Different IMRT and VMAT refinements have been recently described, to optimize dose delivery and better spare OAR. Traditional IMRT beam arrangements involving 9 fixed and equally distributed beams produce a low-dose bath to the all surrounding critical organs; RT planning should therefore not be automated, and beam angles should be carefully selected on an individual basis, leading for example to a 5-beam anterior-posterior weighted “butterfly” coplanar beam arrangement [79]. A single arc VMAT plan can also be replaced with a more sophisticated three-arcs VMAT (“butterfly” VMAT), with two anterior and posterior coplanar arcs of 60°, complemented with 1 no-coplanar arc of 60° [80].
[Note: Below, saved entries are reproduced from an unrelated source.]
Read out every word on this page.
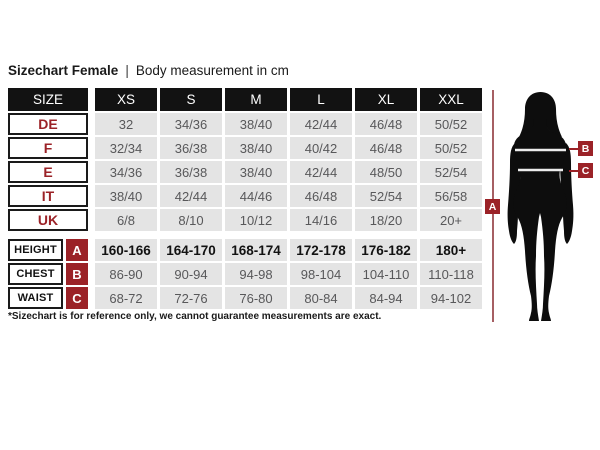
Sizechart Female | Body measurement in cm
SIZE	XS	S	M	L	XL	XXL
DE	32	34/36	38/40	42/44	46/48	50/52
F	32/34	36/38	38/40	40/42	46/48	50/52
E	34/36	36/38	38/40	42/44	48/50	52/54
IT	38/40	42/44	44/46	46/48	52/54	56/58
UK	6/8	8/10	10/12	14/16	18/20	20+
HEIGHT	A	160-166	164-170	168-174	172-178	176-182	180+
CHEST	B	86-90	90-94	94-98	98-104	104-110	110-118
WAIST	C	68-72	72-76	76-80	80-84	84-94	94-102
*Sizechart is for reference only, we cannot guarantee measurements are exact.
A
B
C
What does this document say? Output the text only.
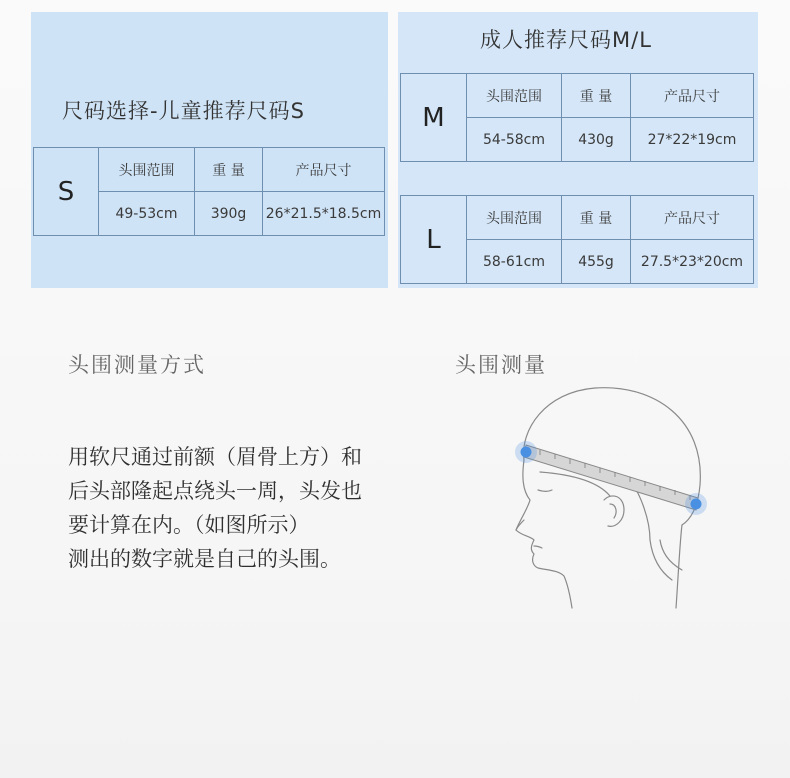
尺码选择-儿童推荐尺码S
成人推荐尺码M/L
S	头围范围	重 量	产品尺寸
	49-53cm	390g	26*21.5*18.5cm
M	头围范围	重 量	产品尺寸
	54-58cm	430g	27*22*19cm
L	头围范围	重 量	产品尺寸
	58-61cm	455g	27.5*23*20cm
头围测量方式	头围测量
用软尺通过前额（眉骨上方）和
后头部隆起点绕头一周，头发也
要计算在内。（如图所示）
测出的数字就是自己的头围。
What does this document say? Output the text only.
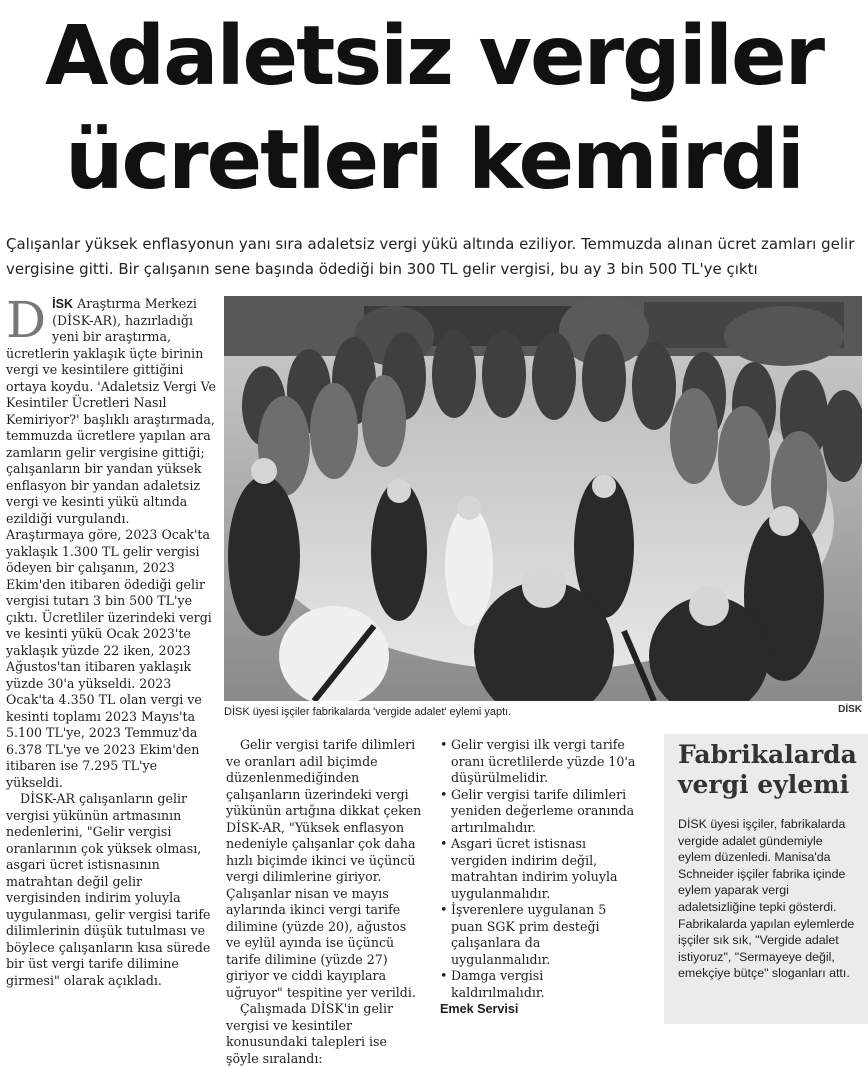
Adaletsiz vergiler
ücretleri kemirdi

Çalışanlar yüksek enflasyonun yanı sıra adaletsiz vergi yükü altında eziliyor. Temmuzda alınan ücret zamları gelir vergisine gitti. Bir çalışanın sene başında ödediği bin 300 TL gelir vergisi, bu ay 3 bin 500 TL'ye çıktı

DİSK Araştırma Merkezi (DİSK-AR), hazırladığı yeni bir araştırma, ücretlerin yaklaşık üçte birinin vergi ve kesintilere gittiğini ortaya koydu. 'Adaletsiz Vergi Ve Kesintiler Ücretleri Nasıl Kemiriyor?' başlıklı araştırmada, temmuzda ücretlere yapılan ara zamların gelir vergisine gittiği; çalışanların bir yandan yüksek enflasyon bir yandan adaletsiz vergi ve kesinti yükü altında ezildiği vurgulandı.

Araştırmaya göre, 2023 Ocak'ta yaklaşık 1.300 TL gelir vergisi ödeyen bir çalışanın, 2023 Ekim'den itibaren ödediği gelir vergisi tutarı 3 bin 500 TL'ye çıktı. Ücretliler üzerindeki vergi ve kesinti yükü Ocak 2023'te yaklaşık yüzde 22 iken, 2023 Ağustos'tan itibaren yaklaşık yüzde 30'a yükseldi. 2023 Ocak'ta 4.350 TL olan vergi ve kesinti toplamı 2023 Mayıs'ta 5.100 TL'ye, 2023 Temmuz'da 6.378 TL'ye ve 2023 Ekim'den itibaren ise 7.295 TL'ye yükseldi.

DİSK-AR çalışanların gelir vergisi yükünün artmasının nedenlerini, "Gelir vergisi oranlarının çok yüksek olması, asgari ücret istisnasının matrahtan değil gelir vergisinden indirim yoluyla uygulanması, gelir vergisi tarife dilimlerinin düşük tutulması ve böylece çalışanların kısa sürede bir üst vergi tarife dilimine girmesi" olarak açıkladı.

DİSK üyesi işçiler fabrikalarda 'vergide adalet' eylemi yaptı.	DİSK

Gelir vergisi tarife dilimleri ve oranları adil biçimde düzenlenmediğinden çalışanların üzerindeki vergi yükünün artığına dikkat çeken DİSK-AR, "Yüksek enflasyon nedeniyle çalışanlar çok daha hızlı biçimde ikinci ve üçüncü vergi dilimlerine giriyor. Çalışanlar nisan ve mayıs aylarında ikinci vergi tarife dilimine (yüzde 20), ağustos ve eylül ayında ise üçüncü tarife dilimine (yüzde 27) giriyor ve ciddi kayıplara uğruyor" tespitine yer verildi.

Çalışmada DİSK'in gelir vergisi ve kesintiler konusundaki talepleri ise şöyle sıralandı:

• Gelir vergisi ilk vergi tarife oranı ücretlilerde yüzde 10'a düşürülmelidir.
• Gelir vergisi tarife dilimleri yeniden değerleme oranında artırılmalıdır.
• Asgari ücret istisnası vergiden indirim değil, matrahtan indirim yoluyla uygulanmalıdır.
• İşverenlere uygulanan 5 puan SGK prim desteği çalışanlara da uygulanmalıdır.
• Damga vergisi kaldırılmalıdır.

Emek Servisi

Fabrikalarda vergi eylemi

DİSK üyesi işçiler, fabrikalarda vergide adalet gündemiyle eylem düzenledi. Manisa'da Schneider işçiler fabrika içinde eylem yaparak vergi adaletsizliğine tepki gösterdi. Fabrikalarda yapılan eylemlerde işçiler sık sık, "Vergide adalet istiyoruz", "Sermayeye değil, emekçiye bütçe" sloganları attı.
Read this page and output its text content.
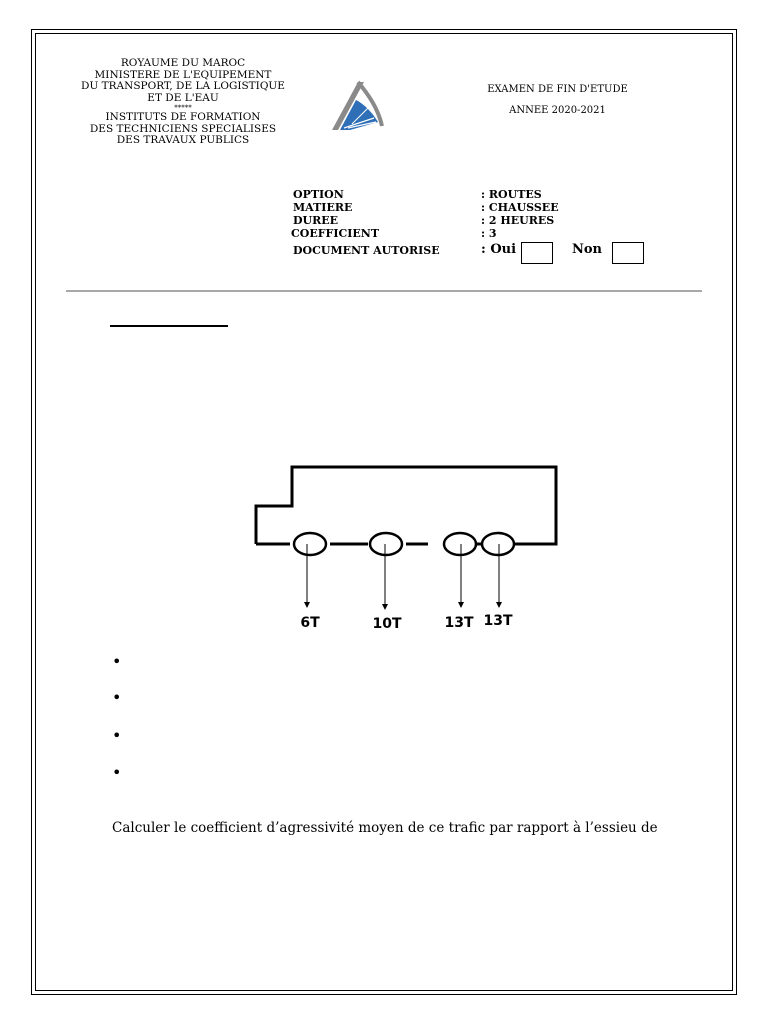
ROYAUME DU MAROC
MINISTERE DE L'EQUIPEMENT
DU TRANSPORT, DE LA LOGISTIQUE
ET DE L'EAU
*****
INSTITUTS DE FORMATION
DES TECHNICIENS SPECIALISES
DES TRAVAUX PUBLICS
EXAMEN DE FIN D'ETUDE
ANNEE 2020-2021
OPTION	: ROUTES
MATIERE	: CHAUSSEE
DUREE	: 2 HEURES
COEFFICIENT	: 3
DOCUMENT AUTORISE	: Oui	Non
6T	10T	13T 13T
•
•
•
•
Calculer le coefficient d’agressivité moyen de ce trafic par rapport à l’essieu de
Another possibility to further reduce the target volume and thus the irradiated volume is the use of gating techniques such as deep-inspiration breath-hold. Combined with IMRT, it can greatly reduce radiation exposure of the coronary arteries, heart, and lungs in patients with mediastinal HL [81]. Despite the obvious advantage to reduce side effects related to the heart and the coronary arteries, an open question is the impact of intensity modulation techniques on the incidence of second malignancies. While the application of VMAT techniques can result in better dose spearing of the thyroid gland, the heart and the coronary ostia, deep-inspiration VMAT was actually shown to be inferior to classical parallel opposed treatment techniques with regard to second cancer induction; VMAT can increase for example the cumulative absolute risk of breast cancer induction by 100 %. VMAT should therefore be cautiously implemented in clinical practice [82].

Last, proton therapy may offer significant and clinically relevant advantages to spare important OAR’s, and has been endorsed by NCCN as an appropriate treatment modality for NHL [6]. While several published studies have evaluated the use of proton therapy for HL, data regarding patients treated with proton therapy for NHL are scarce. Early outcomes appear favorable, but longer follow-up is needed before drawing any definitive conclusions [83].